Sin acabar de sacarle partido a la acústica del lugar, el coro sonó más rico en matices en las piezas siguientes de Luca Marenzio (1553-1599) que fueron con diferencia lo mejor de la velada. Marenzio era experto en crear atmósferas, y para muestra el contraste entre Grazie renda al Singor y Qual mormorio soave: la primera plasma la alegría y la celebración en tono juguetón, mientras que la segunda apela al recogimiento, sonando mucho más intimista al describir los sentimientos que se vivirían frente a una epifánica anunciación. Marenzio optó por sumir todas las voces entrelazadamente hasta el silencio, pero la reverberación algo azarosa de la Capella dels Dolors no permitió captar el efecto deseado en esta ocasión. Más redonda fue Quasi vermiglia rosa, redundando en la temática mariana en un diálogo entre la luz (Cristo) y la rosa (la Virgen María) en el que se iban sobreponiendo las voces hasta subir al cielo. Le seguirá Il dì che di pallor la faccia tinse (“El día que la palidez tiñó su rostro”), cuya letra cuenta la muerte de Jesús y la aflicción de la madre.
La inclusión de Claudio Monteverdi (1567-1643) en el programa chocaba a primera vista, pues es más conocido por sus óperas que por la producción sacra. Sin embargo, el músico solía sacarle lustre a muchas de las técnicas madrigalistas para después ponerlas a prueba en sus óperas. En O Stellae Coruscantes se atrevía a autoplagiarse aunque en ese momento –principios del siglo XVII– lo hiciera para congraciarse con el obispo de Milán adoptando una cancioncilla que hablaba de una anunciación a los pastores, cambiando la letra original por unos versos en latín. En contraste con éste, esplendoroso y con mucha fuerza por parte del Cor Ciutat de Mataró, se defendió notablemente E questa vita un lampo (“Es esta vida un relámpago”), un madrigal que habla de la fugacidad del tiempo (Tempus Fugit) entre bromas, giros, cambios de tesitura y encadenamientos, como los que, dos siglos más tarde, recurrirá Gioachino Rossini (1792-1868) con magistral soltura.

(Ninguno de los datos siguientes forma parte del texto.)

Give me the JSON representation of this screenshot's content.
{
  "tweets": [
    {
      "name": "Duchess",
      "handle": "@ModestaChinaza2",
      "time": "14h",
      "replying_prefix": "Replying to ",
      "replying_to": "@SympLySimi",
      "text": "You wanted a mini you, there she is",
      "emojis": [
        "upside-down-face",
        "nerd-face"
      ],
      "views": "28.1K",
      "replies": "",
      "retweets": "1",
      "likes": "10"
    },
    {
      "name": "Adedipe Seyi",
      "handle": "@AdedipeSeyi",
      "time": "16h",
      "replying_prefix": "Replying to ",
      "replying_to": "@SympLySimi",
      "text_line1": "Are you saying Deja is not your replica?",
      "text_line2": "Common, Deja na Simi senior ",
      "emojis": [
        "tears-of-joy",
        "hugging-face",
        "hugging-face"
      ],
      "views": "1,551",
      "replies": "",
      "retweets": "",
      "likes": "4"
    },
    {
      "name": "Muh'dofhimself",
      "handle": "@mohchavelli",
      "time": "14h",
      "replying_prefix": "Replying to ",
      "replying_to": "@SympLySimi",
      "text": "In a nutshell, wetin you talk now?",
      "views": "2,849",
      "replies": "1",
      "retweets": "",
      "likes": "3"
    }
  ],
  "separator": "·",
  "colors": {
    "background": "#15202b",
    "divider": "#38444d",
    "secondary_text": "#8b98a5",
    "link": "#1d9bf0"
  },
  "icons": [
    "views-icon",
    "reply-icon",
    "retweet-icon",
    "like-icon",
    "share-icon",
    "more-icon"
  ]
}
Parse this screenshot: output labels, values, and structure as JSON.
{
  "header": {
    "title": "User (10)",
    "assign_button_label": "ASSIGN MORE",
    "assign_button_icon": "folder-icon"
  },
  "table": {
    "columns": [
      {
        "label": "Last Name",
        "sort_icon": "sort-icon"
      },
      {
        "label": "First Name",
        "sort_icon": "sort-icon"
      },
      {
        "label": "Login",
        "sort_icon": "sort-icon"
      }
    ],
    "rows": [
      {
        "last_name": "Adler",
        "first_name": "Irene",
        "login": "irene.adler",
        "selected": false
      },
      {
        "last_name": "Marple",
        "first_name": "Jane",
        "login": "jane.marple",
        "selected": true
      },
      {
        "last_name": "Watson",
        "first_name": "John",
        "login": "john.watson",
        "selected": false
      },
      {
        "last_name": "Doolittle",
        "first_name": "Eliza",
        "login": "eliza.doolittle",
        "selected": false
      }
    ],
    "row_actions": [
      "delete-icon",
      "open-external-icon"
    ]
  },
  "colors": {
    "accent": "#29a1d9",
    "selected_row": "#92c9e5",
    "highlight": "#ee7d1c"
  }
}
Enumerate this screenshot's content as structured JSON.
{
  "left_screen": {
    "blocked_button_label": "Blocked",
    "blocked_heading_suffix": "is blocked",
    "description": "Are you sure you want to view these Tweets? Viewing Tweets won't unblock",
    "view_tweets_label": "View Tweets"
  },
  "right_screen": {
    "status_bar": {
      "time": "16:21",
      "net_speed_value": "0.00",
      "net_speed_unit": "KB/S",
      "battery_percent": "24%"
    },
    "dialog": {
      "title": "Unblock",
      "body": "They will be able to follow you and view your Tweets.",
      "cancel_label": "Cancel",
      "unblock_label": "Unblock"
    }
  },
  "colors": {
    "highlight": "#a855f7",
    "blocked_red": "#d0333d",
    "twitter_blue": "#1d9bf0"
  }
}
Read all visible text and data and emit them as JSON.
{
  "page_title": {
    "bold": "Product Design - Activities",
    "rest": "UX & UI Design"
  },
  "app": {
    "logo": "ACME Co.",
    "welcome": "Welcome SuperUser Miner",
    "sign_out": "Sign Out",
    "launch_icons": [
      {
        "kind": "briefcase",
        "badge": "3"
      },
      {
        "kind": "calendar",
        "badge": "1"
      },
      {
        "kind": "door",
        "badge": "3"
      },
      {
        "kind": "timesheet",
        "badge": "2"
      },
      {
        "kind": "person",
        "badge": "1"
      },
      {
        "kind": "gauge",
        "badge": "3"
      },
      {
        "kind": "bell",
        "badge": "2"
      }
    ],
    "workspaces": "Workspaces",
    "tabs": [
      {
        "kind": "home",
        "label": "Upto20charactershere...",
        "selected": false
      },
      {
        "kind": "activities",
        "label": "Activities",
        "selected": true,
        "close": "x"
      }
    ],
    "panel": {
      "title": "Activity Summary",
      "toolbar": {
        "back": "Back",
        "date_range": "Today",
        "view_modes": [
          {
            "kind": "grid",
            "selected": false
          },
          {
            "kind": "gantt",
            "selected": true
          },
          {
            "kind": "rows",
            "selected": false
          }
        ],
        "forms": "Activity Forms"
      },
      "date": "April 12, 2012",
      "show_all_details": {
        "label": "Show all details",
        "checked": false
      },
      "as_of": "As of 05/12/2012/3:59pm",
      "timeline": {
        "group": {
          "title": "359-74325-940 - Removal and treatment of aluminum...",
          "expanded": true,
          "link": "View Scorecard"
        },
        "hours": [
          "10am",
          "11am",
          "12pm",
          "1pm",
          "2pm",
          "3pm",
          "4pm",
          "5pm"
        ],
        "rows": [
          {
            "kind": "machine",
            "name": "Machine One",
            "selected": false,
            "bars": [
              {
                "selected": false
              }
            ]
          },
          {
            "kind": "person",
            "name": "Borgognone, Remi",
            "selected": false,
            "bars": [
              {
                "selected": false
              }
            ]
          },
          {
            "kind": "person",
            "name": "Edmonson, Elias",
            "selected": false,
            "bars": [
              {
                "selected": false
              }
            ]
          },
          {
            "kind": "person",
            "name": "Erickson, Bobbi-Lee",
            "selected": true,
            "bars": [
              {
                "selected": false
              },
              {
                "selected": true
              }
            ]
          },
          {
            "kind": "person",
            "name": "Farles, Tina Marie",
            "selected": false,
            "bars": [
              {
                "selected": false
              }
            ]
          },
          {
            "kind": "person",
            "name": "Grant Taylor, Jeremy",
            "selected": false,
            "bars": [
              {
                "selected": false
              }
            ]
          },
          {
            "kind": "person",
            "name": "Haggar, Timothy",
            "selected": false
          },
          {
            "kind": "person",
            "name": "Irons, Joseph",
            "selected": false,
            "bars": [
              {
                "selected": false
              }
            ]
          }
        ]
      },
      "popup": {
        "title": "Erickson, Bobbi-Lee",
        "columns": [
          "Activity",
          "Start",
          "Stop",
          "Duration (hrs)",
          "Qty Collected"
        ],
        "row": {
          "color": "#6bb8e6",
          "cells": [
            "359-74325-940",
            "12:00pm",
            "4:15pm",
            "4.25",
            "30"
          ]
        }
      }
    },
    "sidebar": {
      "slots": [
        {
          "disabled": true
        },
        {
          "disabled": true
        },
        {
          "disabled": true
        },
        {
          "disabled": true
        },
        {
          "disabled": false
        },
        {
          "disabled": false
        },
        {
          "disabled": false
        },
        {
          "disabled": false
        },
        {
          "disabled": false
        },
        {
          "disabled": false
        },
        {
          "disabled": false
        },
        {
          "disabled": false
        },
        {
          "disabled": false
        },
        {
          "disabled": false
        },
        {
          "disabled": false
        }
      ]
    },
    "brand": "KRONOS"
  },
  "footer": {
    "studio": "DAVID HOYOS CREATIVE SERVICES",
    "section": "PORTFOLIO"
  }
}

El mismo quinteto solista –conformado por las sopranos Laia Prat y Mariona Llobera, el bajo barítono German De la Riva y los tenores Aniol Botines y Roger Vicenç, más el acompañamiento de Álvaro Metzger encargándose del órgano en la función de bajo continuo– le daría brillo a Rutilante in nocte y O Jesu, mea vita tras la lectura a dos voces de los textos que se musicaban respectivamente y en los que era fácil hacer notar la mística arrebatada (y muy carnal) de Santa Teresa de Jesús (1515-1582) y San Juan de la Cruz (1542-1591). Si bien en la primera se hacía hincapié en el estilo colorido y vitalista que inspira una escena de adoración de los pastores ante el niño Jesús en el pesebre, la otra se iba desarrollando a base de entretejer y destejer las voces en continuas escalas ascendentes y descendentes.
Finalmente, sería el turno de Orlando di Lasso (1532-1594), del que se restacó dos de los veinte madrigales que integran las Lagrime di San Pietro y que, siempre de acuerdo con el marco escénico en el que daba lugar el concierto, de nuevo se centraban en el dolor de la Virgen María. En Il Magnanimo Pietro asomaban ecos de Thomas Tallis (1505-1585), y luego se cerró el programa con el enmarañado Negando il mio Signor antes de recuperar en el bis un reforzado y más sentido Qual mormorio soave de Marenzio.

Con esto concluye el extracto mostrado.